NODES 2022: Tomaz Bratanic and the Rise of Knowledge Graph Embedding

See “Node to Knowledge Graph Embeddings” with author Tomaž Bratanič, live during Neo4j’s NODES 2022 live streaming webcast at 1500 GMT / 11:00 am ET Thursday, November 17. Registration for the 24-hour live, worldwide event is free.

“The special sauce that Neo4j brings,” explained long-time data analyst Tomaž Bratanič, “is how easy it is to construct a graph and transform it in the Neo4j database. Once you have your graph, it takes two lines of Cypher code to produce embeddings.”

How the Professional Services Team at Neo4j built an enterprise knowledge graph.

A representation of the relationships between data elements constituting Slack messages in a workplace, as conceived by Neo4j’s Niels de Jong and Adam Cowley.

A knowledge graph, as many Neo4j users will be aware, is a representation of concepts and their relationships together in a single visual form. A typical graph may represent the relationships between elements in a data set, in a way that cannot be inferred from mere relations in a database schema. A knowledge graph goes at least one step further: demonstrating the relationships that enable the elements to collectively form a kind of context, whose value exceeds that of the relationships unto themselves. Collectively, you understand something about the information conveyed by a knowledge graph. Because of that, you can represent the types of information that produce knowledge when shared amongst humans, using a knowledge graph.

Graph embedding, meanwhile, is a concept that predates modern databases: the ability to effectively encode much of the information conveyed in complex graphs, by means of a simpler stack of high-precision values, or vectors.

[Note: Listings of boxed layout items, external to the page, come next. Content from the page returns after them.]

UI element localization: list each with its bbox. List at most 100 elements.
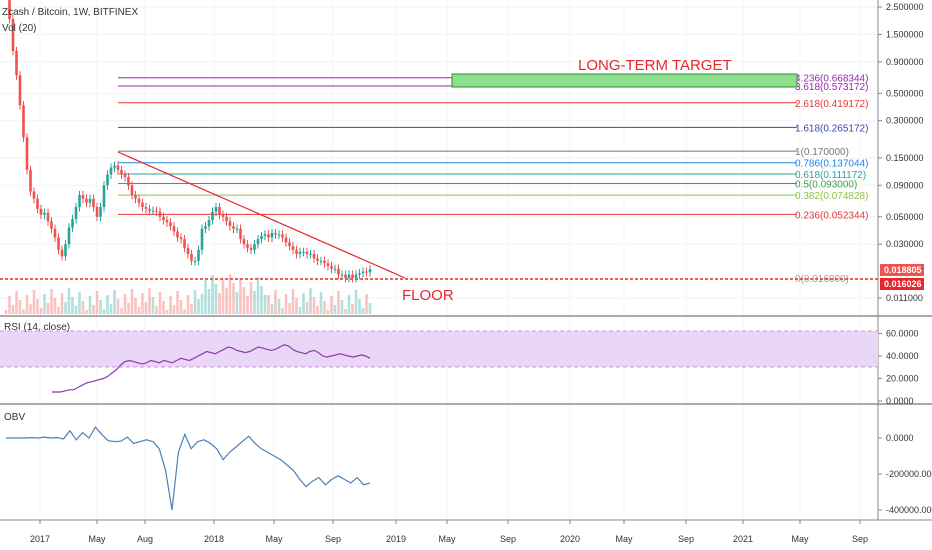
candle-body	[8, 0, 11, 19]
volume-bar	[127, 303, 130, 314]
volume-indicator-label: Vol (20)	[2, 23, 36, 34]
time-tick-label: May	[615, 534, 633, 544]
fib-level-label: 0.5(0.093000)	[795, 180, 857, 191]
volume-bar	[347, 295, 351, 314]
candle-body	[354, 274, 358, 278]
candle-body	[179, 237, 183, 240]
volume-bar	[151, 297, 155, 314]
volume-bar	[239, 278, 242, 314]
candle-body	[11, 18, 15, 52]
volume-bar	[326, 310, 330, 314]
volume-bar	[291, 289, 295, 314]
volume-bar	[228, 274, 232, 314]
candle-body	[193, 260, 197, 262]
grid-lines	[0, 0, 878, 520]
volume-bar	[186, 295, 190, 314]
volume-bar	[235, 292, 239, 314]
volume-bar	[88, 296, 92, 314]
volume-bar	[53, 298, 57, 314]
volume-bar	[106, 295, 109, 314]
time-tick-label: Sep	[678, 534, 694, 544]
obv-tick-label: -200000.0000	[886, 469, 932, 479]
volume-bar	[351, 304, 354, 314]
volume-bar	[211, 275, 214, 314]
candle-body	[358, 273, 361, 275]
volume-bar	[120, 308, 123, 314]
downtrend-line[interactable]	[117, 151, 406, 279]
time-tick-label: Aug	[137, 534, 153, 544]
time-tick-label: Sep	[852, 534, 868, 544]
target-label: LONG-TERM TARGET	[578, 57, 732, 74]
candle-body	[81, 195, 85, 199]
volume-bar	[298, 307, 302, 314]
volume-bar	[113, 290, 116, 314]
obv-title: OBV	[4, 412, 25, 423]
volume-bar	[277, 299, 281, 314]
time-tick-label: 2020	[560, 534, 580, 544]
floor-price-text: 0.016026	[884, 279, 922, 289]
volume-bar	[57, 307, 60, 314]
volume-bar	[71, 297, 74, 314]
candle-body	[92, 198, 95, 208]
volume-bar	[361, 308, 365, 314]
volume-bar	[183, 309, 186, 314]
volume-bar	[263, 295, 267, 314]
volume-bars	[4, 274, 372, 314]
fib-level-label: 0.618(0.111172)	[795, 170, 866, 181]
volume-bar	[295, 298, 298, 314]
candle-body	[221, 214, 225, 217]
candle-body	[127, 177, 130, 186]
candlestick-series	[8, 0, 372, 283]
candle-body	[225, 216, 228, 222]
fib-level-label: 4.236(0.668344)	[795, 74, 868, 85]
volume-bar	[169, 296, 172, 314]
target-box[interactable]	[451, 73, 798, 88]
obv-tick-label: 0.0000	[886, 433, 914, 443]
volume-bar	[81, 301, 85, 314]
fib-level-label: 0.786(0.137044)	[795, 159, 868, 170]
volume-bar	[130, 289, 134, 314]
candle-body	[176, 231, 179, 238]
candle-body	[347, 274, 351, 278]
time-tick-label: May	[88, 534, 106, 544]
candle-body	[46, 212, 50, 222]
volume-bar	[74, 306, 78, 314]
volume-bar	[109, 304, 113, 314]
candle-body	[43, 212, 46, 215]
volume-bar	[158, 292, 162, 314]
rsi-tick-label: 20.0000	[886, 374, 919, 384]
candle-body	[32, 191, 36, 199]
price-tick-label: 2.500000	[886, 2, 924, 12]
price-tick-label: 0.500000	[886, 88, 924, 98]
price-tick-label: 0.900000	[886, 57, 924, 67]
candle-body	[267, 234, 270, 238]
volume-bar	[274, 290, 277, 314]
volume-bar	[319, 292, 323, 314]
time-tick-label: May	[265, 534, 283, 544]
candle-body	[218, 207, 221, 215]
volume-bar	[60, 293, 64, 314]
price-tick-label: 0.300000	[886, 116, 924, 126]
candle-body	[148, 208, 151, 211]
candle-body	[256, 239, 260, 245]
candle-body	[186, 247, 190, 254]
volume-bar	[29, 304, 32, 314]
volume-bar	[270, 304, 274, 314]
price-tick-label: 0.011000	[886, 293, 923, 303]
floor-label: FLOOR	[402, 287, 454, 304]
price-tick-label: 0.050000	[886, 212, 924, 222]
volume-bar	[330, 296, 333, 314]
volume-bar	[344, 309, 347, 314]
volume-bar	[246, 296, 249, 314]
candle-body	[78, 195, 81, 208]
candle-body	[316, 258, 319, 261]
volume-bar	[144, 302, 148, 314]
last-price-text: 0.018805	[884, 265, 922, 275]
candle-body	[228, 221, 232, 227]
candle-body	[309, 253, 312, 255]
volume-bar	[225, 288, 228, 314]
candle-body	[288, 242, 291, 247]
volume-bar	[64, 302, 67, 314]
candle-body	[253, 244, 256, 250]
candle-body	[235, 228, 239, 230]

Knowledge graph embedding pairs these two concepts together. This way, extremely complex relationships that encompass multiple collective contexts, may be represented geometrically using a coordinate system, consuming considerably less storage, memory, and most importantly of all, time.

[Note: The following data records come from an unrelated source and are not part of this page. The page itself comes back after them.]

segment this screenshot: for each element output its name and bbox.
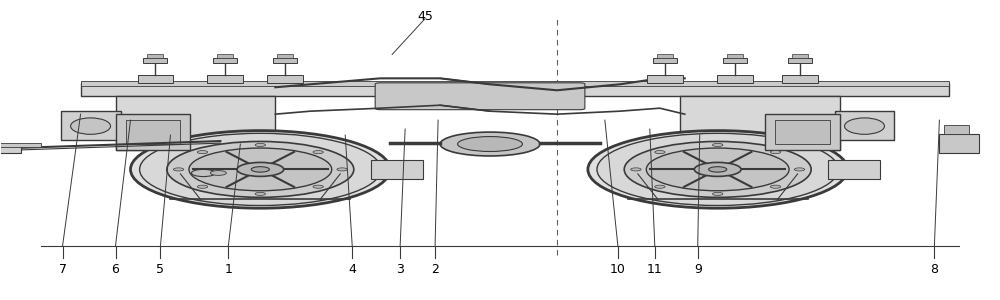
Circle shape (655, 185, 665, 188)
Circle shape (794, 168, 805, 171)
Bar (126, 120, 180, 144)
Bar (207, 75, 243, 83)
Bar (143, 58, 167, 63)
Text: 10: 10 (610, 263, 626, 277)
Bar (723, 58, 747, 63)
Circle shape (197, 151, 208, 154)
Circle shape (655, 151, 665, 154)
Bar (147, 54, 163, 58)
Circle shape (770, 151, 781, 154)
Bar (61, 111, 121, 140)
Circle shape (597, 133, 838, 206)
Bar (647, 75, 683, 83)
Text: 4: 4 (348, 263, 356, 277)
Bar (788, 58, 812, 63)
Circle shape (197, 185, 208, 188)
Bar (717, 75, 753, 83)
FancyBboxPatch shape (375, 83, 585, 110)
Text: 9: 9 (694, 263, 702, 277)
Circle shape (694, 162, 741, 176)
Ellipse shape (440, 132, 540, 156)
Bar (0, 143, 41, 147)
Bar (653, 58, 677, 63)
Text: 8: 8 (930, 263, 938, 277)
Bar (657, 54, 673, 58)
Bar (213, 58, 237, 63)
Bar (828, 160, 880, 179)
Circle shape (337, 168, 347, 171)
Bar (217, 54, 233, 58)
Bar (277, 54, 293, 58)
Circle shape (251, 167, 269, 172)
Text: 11: 11 (647, 263, 663, 277)
Bar (727, 54, 743, 58)
Bar (116, 114, 190, 150)
Text: 1: 1 (224, 263, 232, 277)
Bar (765, 114, 840, 150)
Bar (944, 124, 969, 134)
Circle shape (770, 185, 781, 188)
Bar (939, 134, 979, 153)
Bar (775, 120, 830, 144)
Bar (267, 75, 303, 83)
Bar (138, 75, 173, 83)
Ellipse shape (71, 118, 111, 134)
Bar (116, 96, 275, 150)
Circle shape (189, 148, 332, 191)
Circle shape (624, 142, 811, 197)
Circle shape (210, 171, 226, 176)
Text: 2: 2 (431, 263, 439, 277)
Circle shape (237, 162, 284, 176)
Circle shape (713, 192, 723, 195)
Ellipse shape (458, 136, 522, 152)
Bar (81, 81, 949, 86)
Bar (792, 54, 808, 58)
Circle shape (140, 133, 381, 206)
Circle shape (191, 169, 215, 177)
Circle shape (709, 167, 727, 172)
Bar (782, 75, 818, 83)
Circle shape (713, 143, 723, 146)
Bar (371, 160, 423, 179)
Circle shape (131, 130, 390, 208)
Circle shape (313, 151, 323, 154)
Circle shape (631, 168, 641, 171)
Bar (81, 83, 949, 96)
Bar (680, 96, 840, 150)
Circle shape (167, 142, 354, 197)
Ellipse shape (845, 118, 884, 134)
Text: 5: 5 (156, 263, 164, 277)
Circle shape (255, 192, 266, 195)
Circle shape (646, 148, 789, 191)
Text: 7: 7 (59, 263, 67, 277)
Circle shape (255, 143, 266, 146)
Bar (0, 144, 21, 153)
Circle shape (313, 185, 323, 188)
Text: 45: 45 (417, 10, 433, 23)
Bar (273, 58, 297, 63)
Circle shape (173, 168, 184, 171)
Text: 6: 6 (112, 263, 119, 277)
Circle shape (588, 130, 848, 208)
Bar (835, 111, 894, 140)
Text: 3: 3 (396, 263, 404, 277)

“The most important part is the learning part,” explained Bratanič. “Everybody else wants to avoid manual feature engineering.” Machine learning systems are trained to recognize patterns among various classes of data — in the case of knowledge graphs, to recognize the existence of facts. In supervised learning systems, he told us, that requires a level of manual labor that’s more often defined in dollars than in hours.

“Instead, people designed algorithms that auto-magically construct those vectors.” Those algorithms, he said, take care of many of the hard-labor tasks that supervised learning managers would have to perform manually, such as encoding the values of connections to connections (“two-hop neighbors”), and whether to account for such factors as clustering coefficients. These are measures of the relative density of graphs in given areas, determined by the number of “triples” (three-node connections, or triangles) in those areas.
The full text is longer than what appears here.